One month ago, I got an email from a colleague:
The subject of his email was a single word: PyData
The email had a single EventBrite.com URL.
Intrigued, I clicked… and that’s when my adventure into PyData began.
Keynote on Friday (Jul-24)
One-sentence summary? An interesting 1-hour plug for code.org, but oddly no mention of Python or much about data analysis.
What was the key message? The key message for me was the Hour of Code. Students (or in some cases entire schools) commit to a one-hour coding event to expose themselves to the awesome world of computing.
Simplified statistics through simulation
Who was the speaker? Justin Bozonier gave this tutorial. Great speaker and actively engaged with the audience without forcing the audience to participate (personally, I don’t like forced participation).
What was the key message? If you’d like to explore some statistics or probability theory, simulate it using Python so you can see the concepts come to life.
Where can I find out more? All the tutorial material is uploaded to Justin’s github PyData2015 folder.
His PyData2015 IPython Notebook is a great way to experiment with the tutorial.
- Monte Carlo Simulation
- Simulating a function
- Simulating split tests
- Simulating a probability puzzle
- …and a few bonuses.
A brief introduction to Distributed Computing with PySpark
Who was the speaker? Holden Karau gave this hands-on tutorial. I found her to be an engaging and knowledgeable speaker! She explained concepts in understandable language (especially for those new to Spark, like me!).
What was the key message? The key message for me was PySpark makes manipulating Spark for large-scale data processing super intuitive and straight-forward.
Where can I find out more? The tutorial slides are on SlideShare.
I especially liked the coverage of:
- Comparison to Hadoop
- Different parts of Spark
- RDDs + lazy evaluation
- Data frames and working with tweets
Learn to Build an App to Find Similar Images using Deep Learning
What was the key message? My key takeaway is Dato’s GraphLab platform makes it super easy to play with and inspect the complexities of deep learning. However, I also enjoyed the history, motivation and difficulties of deep learning that Piotr went over.
Where can I find out more?

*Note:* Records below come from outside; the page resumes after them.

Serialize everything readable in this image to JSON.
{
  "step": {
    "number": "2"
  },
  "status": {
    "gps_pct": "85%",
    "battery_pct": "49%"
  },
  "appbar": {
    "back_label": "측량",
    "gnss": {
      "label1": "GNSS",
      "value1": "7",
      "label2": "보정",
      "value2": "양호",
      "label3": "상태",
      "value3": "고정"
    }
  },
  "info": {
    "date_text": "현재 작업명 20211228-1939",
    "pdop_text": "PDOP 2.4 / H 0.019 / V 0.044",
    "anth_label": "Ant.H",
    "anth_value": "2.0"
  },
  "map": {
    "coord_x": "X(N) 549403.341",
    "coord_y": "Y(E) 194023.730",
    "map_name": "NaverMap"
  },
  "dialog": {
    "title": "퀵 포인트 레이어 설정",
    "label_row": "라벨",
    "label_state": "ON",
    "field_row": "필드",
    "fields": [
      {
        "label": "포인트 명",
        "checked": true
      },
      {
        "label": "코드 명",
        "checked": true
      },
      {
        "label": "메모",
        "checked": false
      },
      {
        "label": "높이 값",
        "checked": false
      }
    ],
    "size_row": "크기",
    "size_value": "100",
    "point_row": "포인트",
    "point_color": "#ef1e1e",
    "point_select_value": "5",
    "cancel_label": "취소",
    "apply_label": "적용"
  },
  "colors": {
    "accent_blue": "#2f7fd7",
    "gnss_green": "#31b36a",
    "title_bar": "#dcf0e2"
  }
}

The tutorial materials are available from Dato.
The IPython Notebooks (check out step 2 from the tutorial materials) from the tutorial are fantastic.
I really enjoyed the 3 exercises:
- Hand-written digit recognition of the MNIST dataset
- Implementing a dress recommender
- Deploying the dress recommender as a service
Now it’s your turn…
Ready to rock with these PyData tutorials?
Then download the tutorials to get rolling right away.
The simulation tutorial is probably the easiest to get setup. The deep learning one is slightly more challenging, but super rewarding!